Mutagenesis studies have revealed critical functional residues in Na(+)/H(+) antiporters:
Key functional residues identified in NhaD-type antiporters:
-
Substitutions S150A, D154G, N155A, N189A, D199A, T201A, T202A, S389A, N394G, S428A, and S431A completely abolished Na+-dependent H+ transport
-
Mutations T157A and S428A significantly increased apparent Km values for alkali cations
-
Of six conserved histidine residues, only mutations in His-93 and His-210 affected Na+(Li+)/H+ antiport
Experimental approach for mutagenesis studies:
-
Identify conserved residues through sequence alignment of homologous antiporters
-
Create site-directed mutants (alanine scanning is commonly used)
-
Express mutants in antiporter-deficient strains
-
Test growth complementation under high salt conditions
-
Measure antiport activity in membrane vesicles
-
Determine kinetic parameters (Km, Vmax) for different substrates
-
Assess pH-dependent activity profiles
How can structural information be obtained for multisubunit Na(+)/H(+) antiporters?
Obtaining structural information for multisubunit membrane protein complexes presents significant challenges:
Complementary structural biology approaches:
| Method | Advantages | Limitations | Application to Antiporters |
|---|---|---|---|
| X-ray Crystallography | High resolution (2-3Å) | Requires stable crystals | Revealed EcNhaA structure and transport mechanism |
| Cryo-EM | Works with smaller amounts of protein; captures different conformations | Lower resolution for smaller complexes | Suitable for multisubunit complexes |
| NMR Spectroscopy | Can detect dynamic regions | Limited to smaller proteins | Useful for individual domains or subunits |
| Cross-linking Mass Spectrometry | Maps subunit interactions | Low resolution | Identifies subunit arrangement |
| HDX-MS | Probes conformational dynamics | Indirect structural information | Detects pH-induced conformational changes |
Methodological considerations for multisubunit antiporters:
-
Co-expression and co-purification of all subunits is critical
-
Stabilization of the complex may require specific lipids or inhibitors
-
Nanodiscs or amphipols can maintain native-like membrane environment
-
Fusion constructs may help stabilize interactions between subunits
The X-ray structure of E. coli NhaA has provided valuable insights into antiporter mechanism, revealing a unique fold and potential Na+ binding sites . Similar approaches could be applied to multisubunit antiporters, though their greater complexity presents additional challenges.
What approaches can resolve contradictory data regarding pH-dependent regulation of Na(+)/H(+) antiporters?

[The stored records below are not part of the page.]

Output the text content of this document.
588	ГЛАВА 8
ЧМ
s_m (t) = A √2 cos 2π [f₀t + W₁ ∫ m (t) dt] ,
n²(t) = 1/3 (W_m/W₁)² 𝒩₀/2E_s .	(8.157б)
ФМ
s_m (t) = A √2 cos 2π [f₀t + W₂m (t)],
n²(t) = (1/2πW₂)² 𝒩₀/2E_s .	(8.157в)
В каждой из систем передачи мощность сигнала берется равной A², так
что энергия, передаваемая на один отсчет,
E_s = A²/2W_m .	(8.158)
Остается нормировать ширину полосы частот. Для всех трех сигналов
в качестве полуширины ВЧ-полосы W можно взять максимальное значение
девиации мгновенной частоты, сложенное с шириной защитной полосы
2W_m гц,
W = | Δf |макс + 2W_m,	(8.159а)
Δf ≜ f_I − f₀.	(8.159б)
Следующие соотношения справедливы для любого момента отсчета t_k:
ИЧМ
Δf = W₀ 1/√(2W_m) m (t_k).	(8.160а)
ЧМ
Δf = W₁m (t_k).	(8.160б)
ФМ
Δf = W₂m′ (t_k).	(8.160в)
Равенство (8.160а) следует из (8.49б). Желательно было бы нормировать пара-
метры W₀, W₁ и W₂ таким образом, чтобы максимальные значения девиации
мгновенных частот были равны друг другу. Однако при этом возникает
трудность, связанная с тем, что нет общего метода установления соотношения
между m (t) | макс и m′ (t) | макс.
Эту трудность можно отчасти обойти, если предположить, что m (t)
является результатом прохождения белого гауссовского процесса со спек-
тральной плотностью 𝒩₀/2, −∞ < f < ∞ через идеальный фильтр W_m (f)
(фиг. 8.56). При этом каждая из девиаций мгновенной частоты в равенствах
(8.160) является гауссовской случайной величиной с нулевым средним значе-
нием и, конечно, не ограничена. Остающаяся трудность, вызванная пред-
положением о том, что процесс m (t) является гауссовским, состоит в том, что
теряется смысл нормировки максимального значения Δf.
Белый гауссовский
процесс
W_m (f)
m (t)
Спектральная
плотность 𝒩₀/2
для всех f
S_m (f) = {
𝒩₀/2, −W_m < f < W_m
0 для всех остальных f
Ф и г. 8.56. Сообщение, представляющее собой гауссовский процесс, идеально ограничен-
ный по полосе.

Resolving contradictions in pH-dependent regulation requires systematic investigation:
Two competing models exist:
-
Cytosolic pH-sensor model: Proposes specific residues act as pH sensors to regulate activity
-
Kinetic competition model: Suggests Na+ and H+ compete for common binding sites, with pH effects arising from substrate availability
Experimental approaches to resolve contradictions:
-
Use asymmetric pH conditions (different pH on each side of the membrane) to differentiate between models
-
Perform mutagenesis of putative pH-sensing residues and measure effects on pH profile
-
Determine ion binding using isothermal titration calorimetry under different pH conditions
-
Measure transport kinetics (Km, Vmax) as a function of pH
-
Compare pH profiles across homologs from different species with varying physiological pH ranges
Recent research on S. enterica NhaA shows it maintains high activity above pH 8.5, unlike E. coli NhaA where activity declines. This suggests species-specific differences in pH regulation mechanisms . Species-specific adaptations may explain seemingly contradictory results between different antiporter homologs.